Karl Marx and Friedrich Engels sallied forth with the Communist Manifesto in 1848 untortured by doubt and undistracted by facts.
The Manifesto was cobbled together after Brook Farm and sister utopian experiments fell into ruination on the counterfactual premise that men could metamorphose into angels and would unswervingly obey Jesus’ Sermon on the Mount. Skill, foresight, and industry, the Manifesto postulated, would emerge by spontaneous combustion without the spur of a profit motive. But as the saying went in the Soviet Union during the 1970s, “We pretend to work, and they pretend to pay us.”
The Communist Manifesto is a recipe for mass impoverishment and backwardness—as divorced from truth as Trofim Lysenko’s theory of the inheritability of acquired characteristics. Herbert Hoover’s famine relief in the Soviet Union, 1921-23, saved millions of Russians from starvation born of Bolshevik Vladimir Lenin’s embrace of Communist Manifesto lunacies. Chairman Mao’s deranged, Marxist inspired Great Leap Forward in China caused 30-40 million to starve to death.

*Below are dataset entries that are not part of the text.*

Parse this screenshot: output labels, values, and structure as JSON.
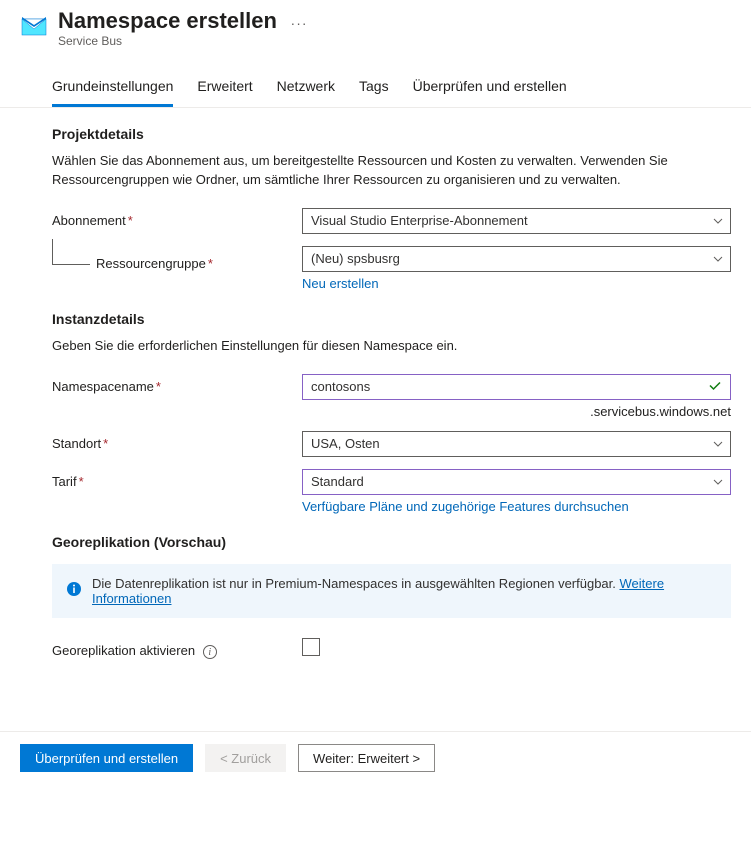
{
  "header": {
    "title": "Namespace erstellen",
    "subtitle": "Service Bus",
    "more": "···"
  },
  "tabs": {
    "basics": "Grundeinstellungen",
    "advanced": "Erweitert",
    "network": "Netzwerk",
    "tags": "Tags",
    "review": "Überprüfen und erstellen"
  },
  "project": {
    "section": "Projektdetails",
    "description": "Wählen Sie das Abonnement aus, um bereitgestellte Ressourcen und Kosten zu verwalten. Verwenden Sie Ressourcengruppen wie Ordner, um sämtliche Ihrer Ressourcen zu organisieren und zu verwalten.",
    "subscription_label": "Abonnement",
    "subscription_value": "Visual Studio Enterprise-Abonnement",
    "resourcegroup_label": "Ressourcengruppe",
    "resourcegroup_value": "(Neu) spsbusrg",
    "create_new": "Neu erstellen"
  },
  "instance": {
    "section": "Instanzdetails",
    "description": "Geben Sie die erforderlichen Einstellungen für diesen Namespace ein.",
    "name_label": "Namespacename",
    "name_value": "contosons",
    "name_suffix": ".servicebus.windows.net",
    "location_label": "Standort",
    "location_value": "USA, Osten",
    "tier_label": "Tarif",
    "tier_value": "Standard",
    "tier_link": "Verfügbare Pläne und zugehörige Features durchsuchen"
  },
  "georeplication": {
    "section": "Georeplikation (Vorschau)",
    "banner_text": "Die Datenreplikation ist nur in Premium-Namespaces in ausgewählten Regionen verfügbar. ",
    "banner_link": "Weitere Informationen",
    "enable_label": "Georeplikation aktivieren"
  },
  "footer": {
    "review": "Überprüfen und erstellen",
    "back": "<  Zurück",
    "next": "Weiter: Erweitert  >"
  }
}
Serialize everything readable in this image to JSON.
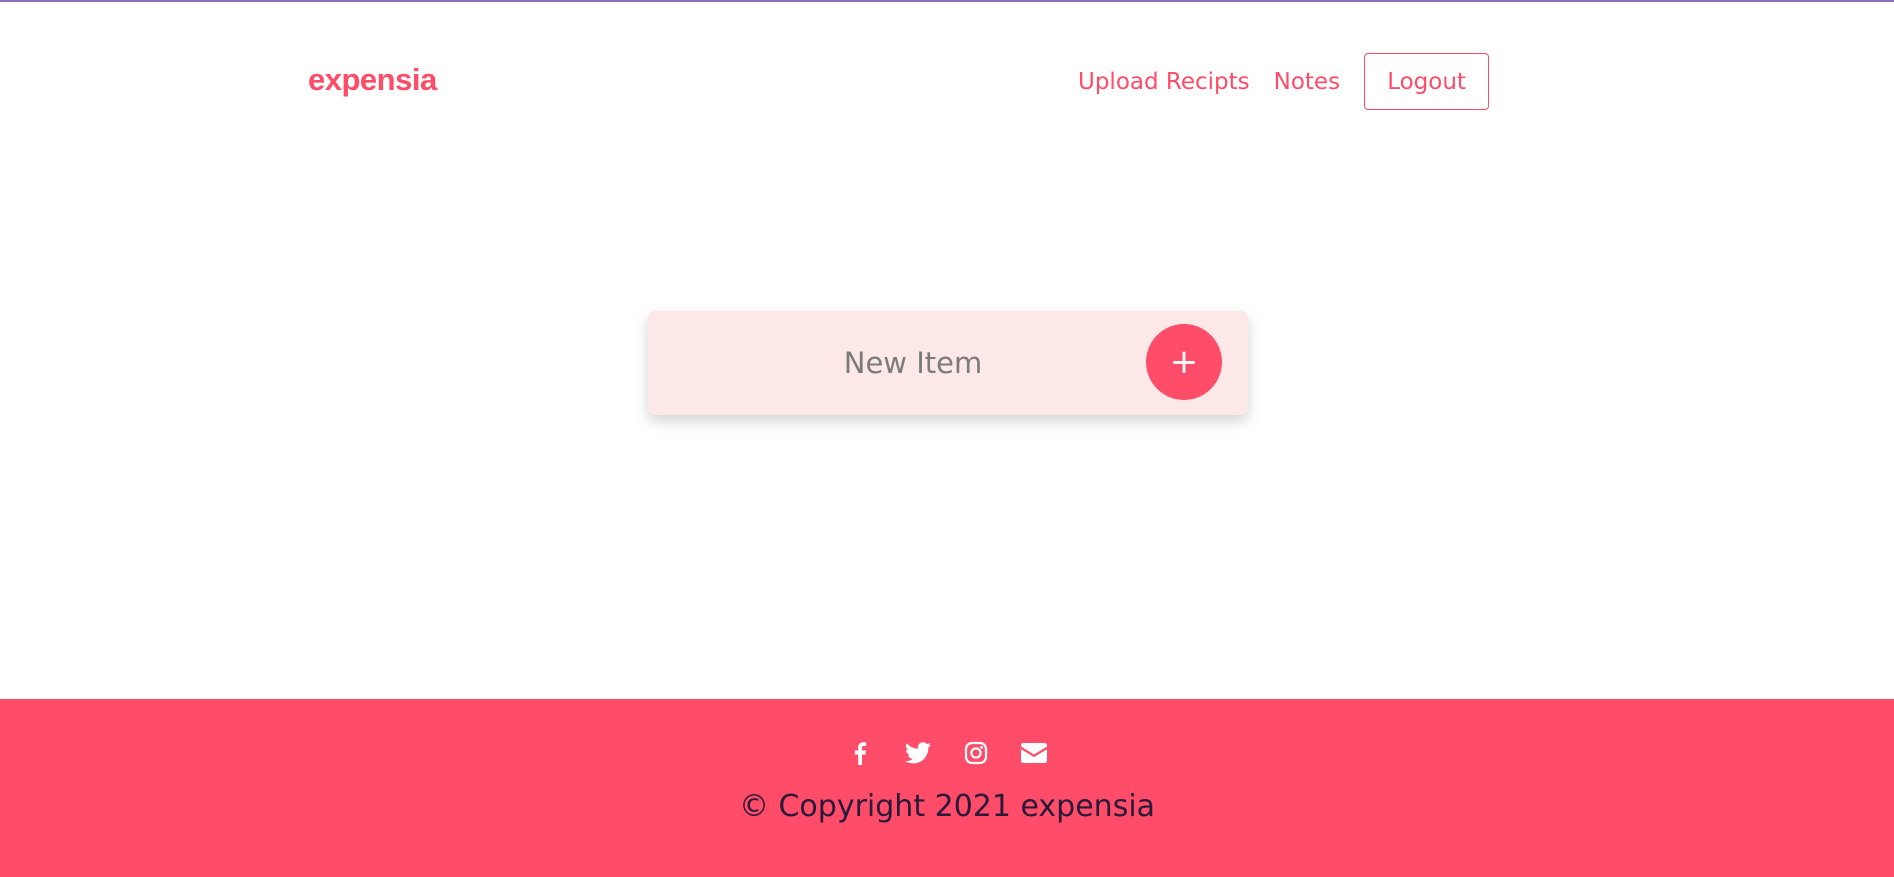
{
  "header": {
    "brand": "expensia",
    "nav": {
      "upload_label": "Upload Recipts",
      "notes_label": "Notes",
      "logout_label": "Logout"
    }
  },
  "main": {
    "new_item_placeholder": "New Item",
    "add_button_label": "+"
  },
  "footer": {
    "social_icons": [
      "facebook-icon",
      "twitter-icon",
      "instagram-icon",
      "envelope-icon"
    ],
    "copyright": "© Copyright 2021 expensia"
  },
  "colors": {
    "accent": "#ff4c68",
    "card_background": "#fde8e8",
    "top_line": "#8f6fb8",
    "copyright_text": "#2a1a3a"
  }
}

The Communist Manifesto expounds a price theory that can be discredited without even intellectual warm-ups: “[T]he price of a commodity, and therefore also of labor, is equal to its cost of production.” Really? Professional athletes and movie stars earn tens of millions of dollars vastly in excess of the cost of subsistence. Max Scherzer of the New York Mets was paid more than $43 million in 2022. The price of labor is determined by supply and demand, not the cost of production. The price spiraled in the aftermath of the Great Plague that killed 30 percent of Europeans with no hike in the cost of producing workers.
Commodity prices also fluctuate according to supply and demand curves independent of the cost of production. The price of corn, cotton, tin, gold, silver, and other commodities change daily with no change in the cost of production. The Hope Diamond, extracted in the 17th century from the Kollur Mine in Guntur, India, is worth $200-350 million, dwarfing its cost of production. Similarly, Van Gogh’s Portrait of Dr. Paul Gachet sold for $83 million in 1990, infinitely greater than the painter’s costs of painting the portrait.
The examples disproving Marx’s labor theory of value are infinite, yet the theory is absurdly taught in colleges and universities as capturing truth. It is indistinguishable from alchemy, perpetual motion machines, and turning sunbeams into cucumbers.
The Communist Manifesto discerns a unity of economic and political interests among all employees. But the vast majority of workers choose not to belong to unions (90 percent). Neither have they joined together under a single political roof. What interest does a worker in Silicon Valley share with an agricultural laborer?
The Manifesto denies that wage-labor creates any property for the laborer. But wages are routinely used to acquire clothes, homes, vehicles, electronic devices, and countless other items of real or personal property.
The Manifesto promises abolition of the family and vilifies typical parents as exploiting their children as profit centers until they die like Gavroche in Victor Hugo’s Les Miserables. How then did Marx and Engels survive their childhoods?
The two offer simple-minded answers to complex questions, but they are all wrong. You can’t be a Marxist and critical thinker at the same time. It is a sad commentary on the state of academia that the Communist Manifesto commands intellectual standing worthy of respect.